Après cette introduction, je souhaiterais développer trois points, qui constituent la première partie du rapport, à savoir la nouvelle gouvernance de l'ESS, la mise en place de nouveaux outils et le financement de l'ESS.
Loi de fondation donc, comme indiqué précédemment, la loi ESS portait une innovation importante s'agissant du périmètre de l'ESS : elle reconnaissait en effet, au-delà des acteurs historiques de l'économie sociale que nous connaissons tous, à savoir les associations, les mutuelles, les coopératives et les fondations, le rôle de certaines entreprises commerciales faisant le choix de s'appliquer à elles-mêmes les principes de l'ESS. Il s'agit d'une innovation fondamentale pour laquelle un fort travail de pédagogie et de conviction a été nécessaire mais qui constituera très certainement dans le futur un des moteurs du développement du secteur.
Outre cette redéfinition du périmètre, la loi a adopté un certain nombre de dispositions afin d'accompagner le développement de l'ESS. Tout d'abord, l'administration de l'ESS ne dépend plus à présent que du seul ministère de l'économie et des finances ; une déléguée à l'économie sociale et solidaire auprès du directeur général du Trésor a d'ailleurs été récemment nommée.
Outre cette réorganisation des structures de l'État, la loi a considérablement réorganisé la gouvernance du secteur.
Le nouveau Conseil supérieur de l'ESS, consacré par la loi et désormais installé, s'est ainsi vu confier un certain nombre de missions nouvelles. Le Conseil sera notamment consulté sur chaque projet de disposition législative et réglementaire traitant directement de l'ESS. Mais pour une optimisation de son action, le Conseil devra également rester vigilant quant aux mesures susceptibles d'impacter indirectement le secteur. On peut ici penser par exemple à l'impact du crédit d'impôt pour la compétitivité et l'emploi (CICE).
Une chambre française de l'économie sociale et solidaire, rebaptisée ESS France, a également été instaurée afin de fédérer les organisations statutaires nationales du secteur ainsi que les entrepreneurs sociaux.

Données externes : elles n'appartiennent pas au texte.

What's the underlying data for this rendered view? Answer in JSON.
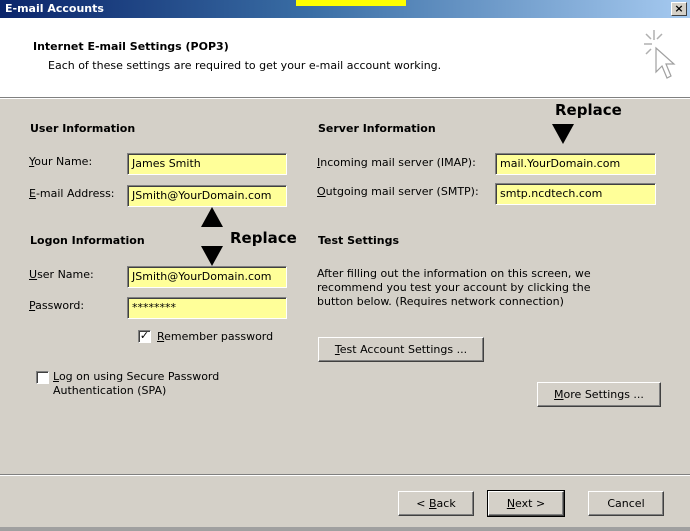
{
  "window": {
    "title": "E-mail Accounts",
    "close_glyph": "×"
  },
  "header": {
    "title": "Internet E-mail Settings (POP3)",
    "subtitle": "Each of these settings are required to get your e-mail account working.",
    "icon": "wizard-cursor-icon"
  },
  "user_info": {
    "title": "User Information",
    "your_name": {
      "key": "Y",
      "rest": "our Name:",
      "value": "James Smith"
    },
    "email": {
      "key": "E",
      "rest": "-mail Address:",
      "value": "JSmith@YourDomain.com"
    }
  },
  "server_info": {
    "title": "Server Information",
    "incoming": {
      "key": "I",
      "rest": "ncoming mail server (IMAP):",
      "value": "mail.YourDomain.com"
    },
    "outgoing": {
      "key": "O",
      "rest": "utgoing mail server (SMTP):",
      "value": "smtp.ncdtech.com"
    }
  },
  "logon_info": {
    "title": "Logon Information",
    "user_name": {
      "key": "U",
      "rest": "ser Name:",
      "value": "JSmith@YourDomain.com"
    },
    "password": {
      "key": "P",
      "rest": "assword:",
      "value": "********"
    },
    "remember": {
      "key": "R",
      "rest": "emember password",
      "checked": true
    },
    "spa": {
      "key": "L",
      "rest": "og on using Secure Password",
      "line2": "Authentication (SPA)",
      "checked": false
    }
  },
  "test_settings": {
    "title": "Test Settings",
    "description_lines": [
      "After filling out the information on this screen, we",
      "recommend you test your account by clicking the",
      "button below. (Requires network connection)"
    ],
    "test_button": {
      "key": "T",
      "rest": "est Account Settings ..."
    }
  },
  "more_settings": {
    "key": "M",
    "rest": "ore Settings ..."
  },
  "footer": {
    "back": {
      "pre": "< ",
      "key": "B",
      "rest": "ack"
    },
    "next": {
      "pre": "",
      "key": "N",
      "rest": "ext >"
    },
    "cancel": "Cancel"
  },
  "annotations": {
    "replace_1": "Replace",
    "replace_2": "Replace"
  },
  "colors": {
    "field_highlight": "#ffff99",
    "titlebar": "#0a246a",
    "dialog_bg": "#d4d0c8"
  }
}
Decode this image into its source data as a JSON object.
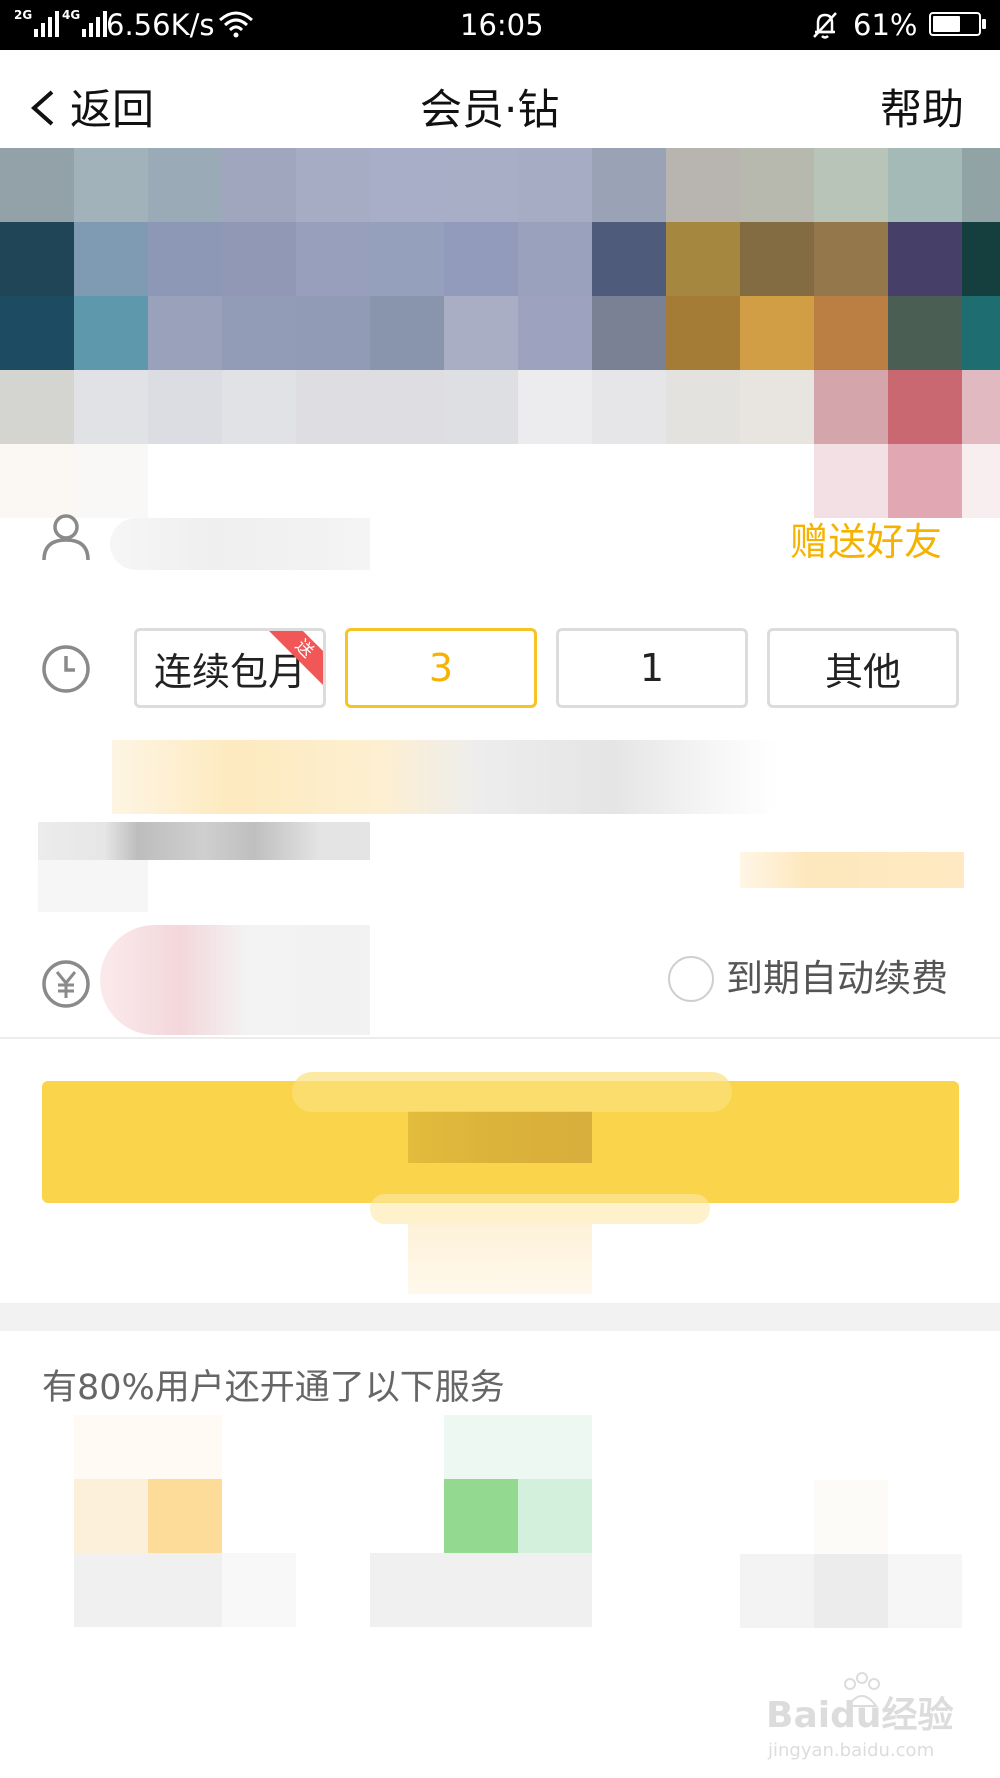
{
  "status_bar": {
    "network_2g": "2G",
    "network_4g": "4G",
    "speed": "6.56K/s",
    "time": "16:05",
    "battery_percent": "61%",
    "battery_level": 0.61
  },
  "header": {
    "back_label": "返回",
    "title": "会员·钻",
    "help_label": "帮助"
  },
  "gift": {
    "label": "赠送好友"
  },
  "duration": {
    "options": [
      {
        "label": "连续包月",
        "badge": "送",
        "selected": false
      },
      {
        "label": "3",
        "selected": true
      },
      {
        "label": "1",
        "selected": false
      },
      {
        "label": "其他",
        "selected": false
      }
    ]
  },
  "auto_renew": {
    "label": "到期自动续费",
    "checked": false
  },
  "services": {
    "heading": "有80%用户还开通了以下服务"
  },
  "watermark": {
    "text": "Baidu经验",
    "url": "jingyan.baidu.com"
  },
  "colors": {
    "accent_yellow": "#fad54c",
    "accent_text": "#f5b200",
    "badge_red": "#f25757"
  }
}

Nous pensons néanmoins que les pouvoirs de cette instance doivent être renforcés. ESS France devrait, par exemple, pouvoir désigner les représentants de l'ESS au sein du Conseil économique, social et environnemental ou encore être chargé de la représentation du secteur à l'international.

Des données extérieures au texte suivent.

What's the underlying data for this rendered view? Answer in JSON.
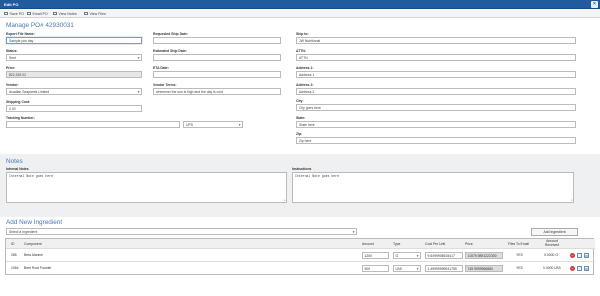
{
  "window": {
    "title": "Edit PO",
    "close_label": "×"
  },
  "toolbar": [
    {
      "label": "Save PO",
      "icon": "save-icon"
    },
    {
      "label": "Email PO",
      "icon": "email-icon"
    },
    {
      "label": "View Notes",
      "icon": "notes-icon"
    },
    {
      "label": "View Files",
      "icon": "files-icon"
    }
  ],
  "form": {
    "heading": "Manage PO# 42930031",
    "export_file_name": {
      "label": "Export File Name:",
      "value": "Sample pos day"
    },
    "status": {
      "label": "Status:",
      "value": "Sent"
    },
    "price": {
      "label": "Price:",
      "value": "$22,329.02"
    },
    "vendor": {
      "label": "Vendor:",
      "value": "Acadian Seaplants Limited"
    },
    "shipping_cost": {
      "label": "Shipping Cost:",
      "value": "0.00"
    },
    "tracking_number": {
      "label": "Tracking Number:",
      "value": "",
      "carrier": "UPS"
    },
    "requested_ship_date": {
      "label": "Requested Ship Date:",
      "value": ""
    },
    "estimated_ship_date": {
      "label": "Estimated Ship Date:",
      "value": ""
    },
    "eta_date": {
      "label": "ETA Date:",
      "value": ""
    },
    "vendor_terms": {
      "label": "Vendor Terms:",
      "value": "whenever the sun is high and the day is cold"
    },
    "ship_to": {
      "label": "Ship to:",
      "value": "JW Nutritional"
    },
    "attn": {
      "label": "ATTN:",
      "value": "ATTN"
    },
    "address1": {
      "label": "Address 1:",
      "value": "Address 1"
    },
    "address2": {
      "label": "Address 2:",
      "value": "Address 2"
    },
    "city": {
      "label": "City:",
      "value": "City goes here"
    },
    "state": {
      "label": "State:",
      "value": "State here"
    },
    "zip": {
      "label": "Zip:",
      "value": "Zip here"
    }
  },
  "notes": {
    "heading": "Notes",
    "internal": {
      "label": "Internal Notes",
      "value": "Internal Note goes here"
    },
    "instructions": {
      "label": "Instructions",
      "value": "Internal Note goes here"
    }
  },
  "ingredients": {
    "heading": "Add New Ingredient",
    "select_placeholder": "Select a Ingredient",
    "add_button": "Add Ingredient",
    "columns": [
      "ID",
      "Component",
      "Amount",
      "Type",
      "Cost Per Unit",
      "Price",
      "Files To Email",
      "Amount Received"
    ],
    "rows": [
      {
        "id": "285",
        "component": "Beta Alanine",
        "amount": "1200",
        "type": "G",
        "cost_per_unit": "9.6499906515417",
        "price": "11579.9891222300",
        "files_to_email": "YES",
        "amount_received": "0.0000 G"
      },
      {
        "id": "1064",
        "component": "Beet Root Powder",
        "amount": "500",
        "type": "LBS",
        "cost_per_unit": "1.49999999931759",
        "price": "749.9999965880",
        "files_to_email": "YES",
        "amount_received": "0.0000 LBS"
      }
    ]
  }
}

La loi ESS a par ailleurs fait le choix d'accorder la priorité à l'échelon régional. Elle s'appuie pour cela sur les chambres régionales de l'économie sociale et solidaire (CRESS). Ce choix de privilégier un niveau local se manifeste également par l'organisation de conférences régionales de l'ESS autour du préfet et du président de région. Néanmoins, l'évolution des stratégies régionales définies dans des ensembles élargis par la récente réforme territoriale devra être surveillée.
Concernant les nouveaux outils prévus par la loi, l'étude de leur mise en application fait ressortir des améliorations significatives. Ce mouvement ainsi entamé devra néanmoins être amplifié afin de permettre d'impulser durablement le développement de l'ESS.

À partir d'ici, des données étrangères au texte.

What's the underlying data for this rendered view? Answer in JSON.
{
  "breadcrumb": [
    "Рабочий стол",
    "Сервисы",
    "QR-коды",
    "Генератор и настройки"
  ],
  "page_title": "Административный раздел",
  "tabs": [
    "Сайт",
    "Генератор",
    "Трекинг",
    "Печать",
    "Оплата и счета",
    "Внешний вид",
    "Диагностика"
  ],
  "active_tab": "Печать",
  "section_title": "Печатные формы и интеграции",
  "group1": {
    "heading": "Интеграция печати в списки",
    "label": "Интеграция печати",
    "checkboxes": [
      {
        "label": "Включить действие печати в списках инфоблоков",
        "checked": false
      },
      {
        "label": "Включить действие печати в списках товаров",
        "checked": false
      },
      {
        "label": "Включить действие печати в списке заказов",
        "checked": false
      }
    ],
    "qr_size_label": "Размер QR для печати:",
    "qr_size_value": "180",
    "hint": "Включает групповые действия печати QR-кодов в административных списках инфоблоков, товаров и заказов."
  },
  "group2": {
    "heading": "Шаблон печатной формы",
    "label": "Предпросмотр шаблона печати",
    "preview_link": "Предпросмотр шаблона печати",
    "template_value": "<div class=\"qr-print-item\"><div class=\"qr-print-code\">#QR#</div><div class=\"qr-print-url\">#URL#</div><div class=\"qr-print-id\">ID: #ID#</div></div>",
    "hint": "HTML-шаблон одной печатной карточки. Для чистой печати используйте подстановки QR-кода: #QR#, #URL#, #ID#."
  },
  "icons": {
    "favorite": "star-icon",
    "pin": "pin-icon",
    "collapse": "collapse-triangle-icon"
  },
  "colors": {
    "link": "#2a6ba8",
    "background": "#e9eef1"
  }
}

Des schémas de promotion des achats publics socialement, mais également depuis l'adoption de la loi sur la transition énergétique, écologiquement responsables doivent être adoptés par certaines collectivités publiques. Le Gouvernement a décidé de fixer par décret le seuil annuel au-delà duquel l'adoption de tels schémas est obligatoire à 100 millions d'euros hors taxes, ce qui fait rentrer à peu près 160 collectivités dans le dispositif. Certains acteurs demandent un abaissement de ce seuil afin d'imposer un élargissement de cette obligation. Nous considérons qu'il s'agit là d'une première étape qui doit permettre aux collectivités territoriales de se familiariser avec ce nouvel outil ; le seuil pourra être abaissé dans le futur quand les collectivités y seront prêtes.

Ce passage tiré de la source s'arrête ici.